詩を書くとき、同じ単語でも読者の裏をかいてやろうと思うこともあります。ダジャレや掛詞、漢字を仮名に開く(普段の言葉遣い、例えばスマホのかな漢字変換なら間違いなく漢字が第一候補になるもの、それを敢えて仮名で記すことでむしろ読みにくくしてスピードを落とすテクニックは詩の常套手段の一つです),さらには行分けに空白の配置。それらで、ただでは済ませないと狙ったりします。

しかし、それら企みは、言葉自身にお見通しかもしれません。言葉に意識があれば、人間が裏の意味を見つけることを、曲がり角で塀に隠れて笑いながら待っているのかもしれません。
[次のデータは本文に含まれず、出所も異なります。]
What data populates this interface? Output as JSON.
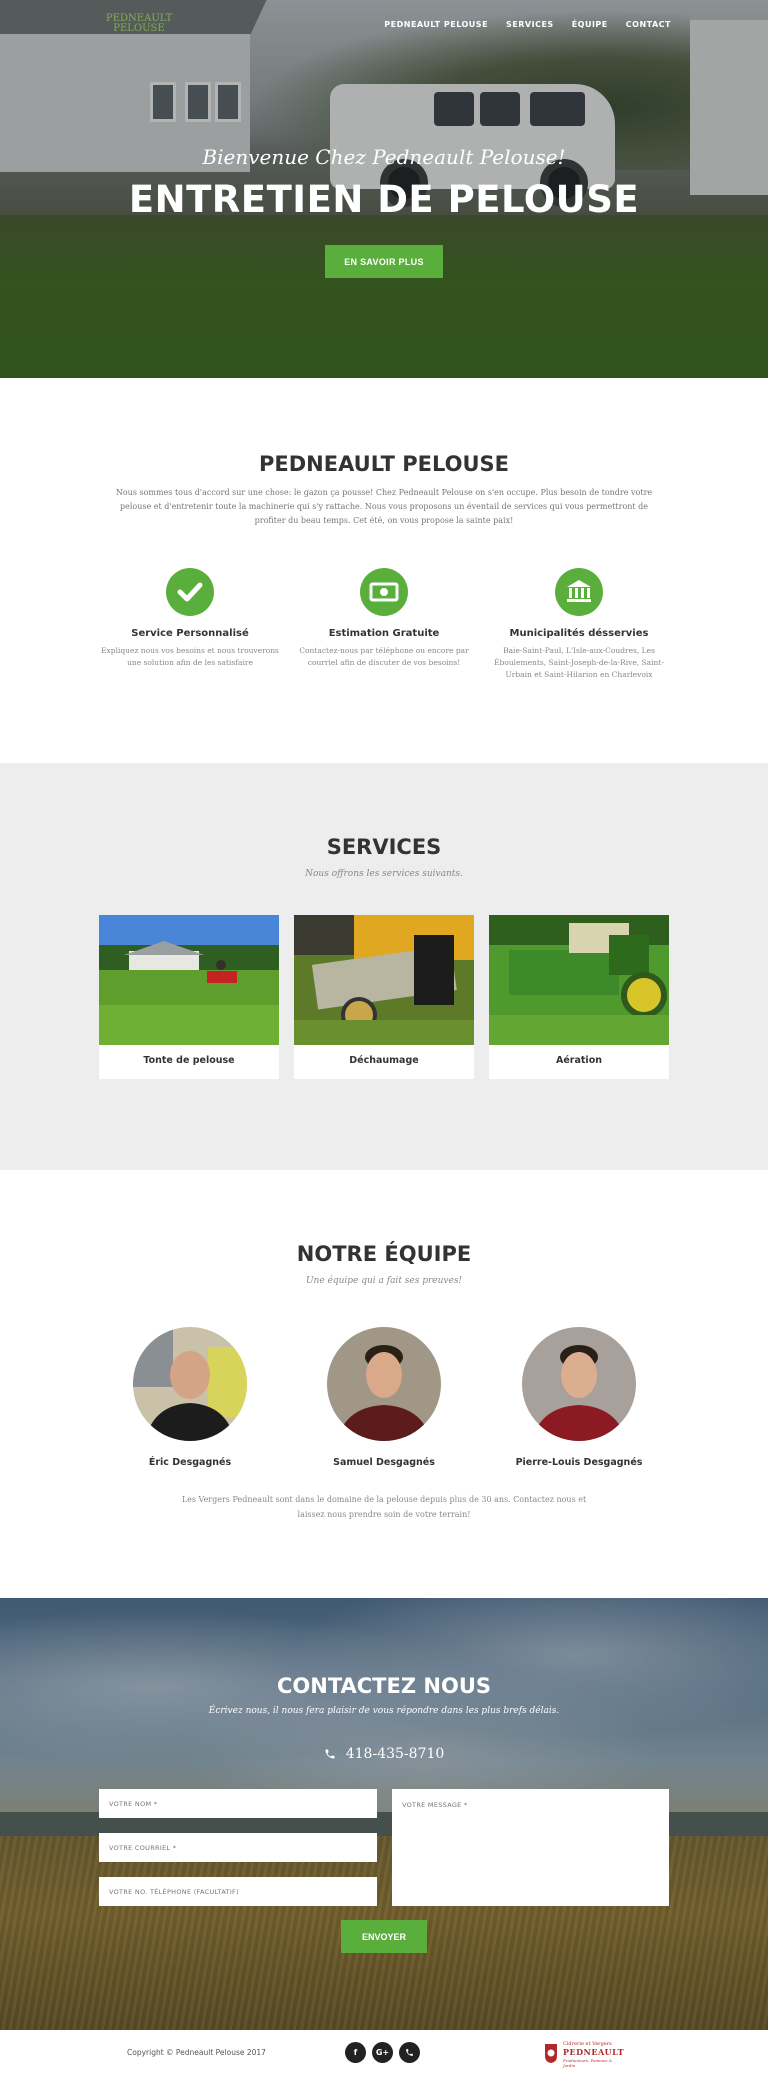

この小説のトリック、最初の切っ掛けは単純です。これは引っ掛かる、そう思いました。

引っ掛かった後に、手を曳かれて進む道が怖いのです。

企む。そう書きましたが、その主語は何でしょう? 言葉でしょうか? 人でしょうか?

言葉には霊が宿ります。霊は企みを抱きます。そして似た者同士、企む人間が出逢えば。

その絡んだ企みを読み解くのは難しいのです。

さて、まるで先生のようにかたった私は、言葉にどう扱われるでしょう? 「語った」でなく「騙った」と裁かれないよう首をすくめます。